1. The for-profit insurance companies are so RICO crooked that they absolutely must be regulated severely.

2. Co-pays and deductibles are completely unreasonable (and getting worse fast), making even expensive insurance these days useless except for Big Ticket items. For which you have to fight hard, threaten to sue, or go bankrupt. Unacceptable for those who have to eat the losses (We The People).

3. In order to get items 1 and 2 accomplished, the insurers must be ‘given’ that pool of ~50 million people who barely use the system at all. They can make good money on these people.

4. The “Public Option” we’ll end up getting will be a subsidy to the insurers to cover the people who seldom use health care, and the minimal pay-out for those who do.

The only way a public option can actually control costs (beyond any limits imposed on the insurers, which will be made up for by the increased pool) is for it to be a government-run single-payer system. One that bargains for prices on everything, and with clout. That is not what we’ll get, so all this is just shine to disguise a bailout of the insurers in exchange for absolutely necessary regulation of their fraudulent tendencies.

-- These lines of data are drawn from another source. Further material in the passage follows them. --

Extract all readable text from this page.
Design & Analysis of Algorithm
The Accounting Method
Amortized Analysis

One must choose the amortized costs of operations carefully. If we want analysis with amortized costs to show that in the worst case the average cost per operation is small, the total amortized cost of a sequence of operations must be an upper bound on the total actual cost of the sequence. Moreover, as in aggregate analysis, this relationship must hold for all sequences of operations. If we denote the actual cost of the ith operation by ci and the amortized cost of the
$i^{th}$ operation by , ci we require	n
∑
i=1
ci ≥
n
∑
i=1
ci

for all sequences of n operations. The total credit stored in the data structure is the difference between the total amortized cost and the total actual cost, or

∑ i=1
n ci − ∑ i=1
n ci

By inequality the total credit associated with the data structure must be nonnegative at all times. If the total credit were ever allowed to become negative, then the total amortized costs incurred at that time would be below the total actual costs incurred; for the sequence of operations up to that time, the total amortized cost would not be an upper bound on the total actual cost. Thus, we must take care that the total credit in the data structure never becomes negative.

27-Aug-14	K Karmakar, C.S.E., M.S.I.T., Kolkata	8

The pool of uninsured in this country is very desirable for profit-oriented insurance companies, but most of them cannot afford $3000 apiece a year for premiums. Regulation that limits their ability to refuse pre-existing conditions, drop people for no apparent reason when they get sick, or simply refuse to honor their contracts, is going to cut into the for-profit industry’s bottom line. And that bottom line is and has long been extremely lucrative. They’d love nothing better than to get their hands on all those relatively healthy people, whose premiums will be paid no-questions-asked by the government.

And what does the government get? Coverage of the Big Ticket items for the generally healthy population. They’ll spend about $3000 per capita for the policies with large personal deductibles and co-pays. Then when one of those people has a bad accident or comes down with cancer and costs $50,000 that year, the actual cost of the care is covered. That the difference will likely bankrupt the patient matters not. The bailout here is for the insurers and the government, not for the people.

Health insurance is not health care. It’s a futures market on the suffering of real people. Because health care in this country is more dangerous than not getting health care (unless you’ve got heart disease or cancer), there are tens of millions of people in this country who avoid the system like the plague. Because it IS a plague.

So… wake me up when they start talking about addressing what’s really wrong with health care in this country. Nothing coming out of Congress about insurance reform is going to change the lives of those of us on a Shoestring Budget. The government will buy insurance to protect the system against us if we get hurt or sick. Most of us weren’t worried about them in the first place.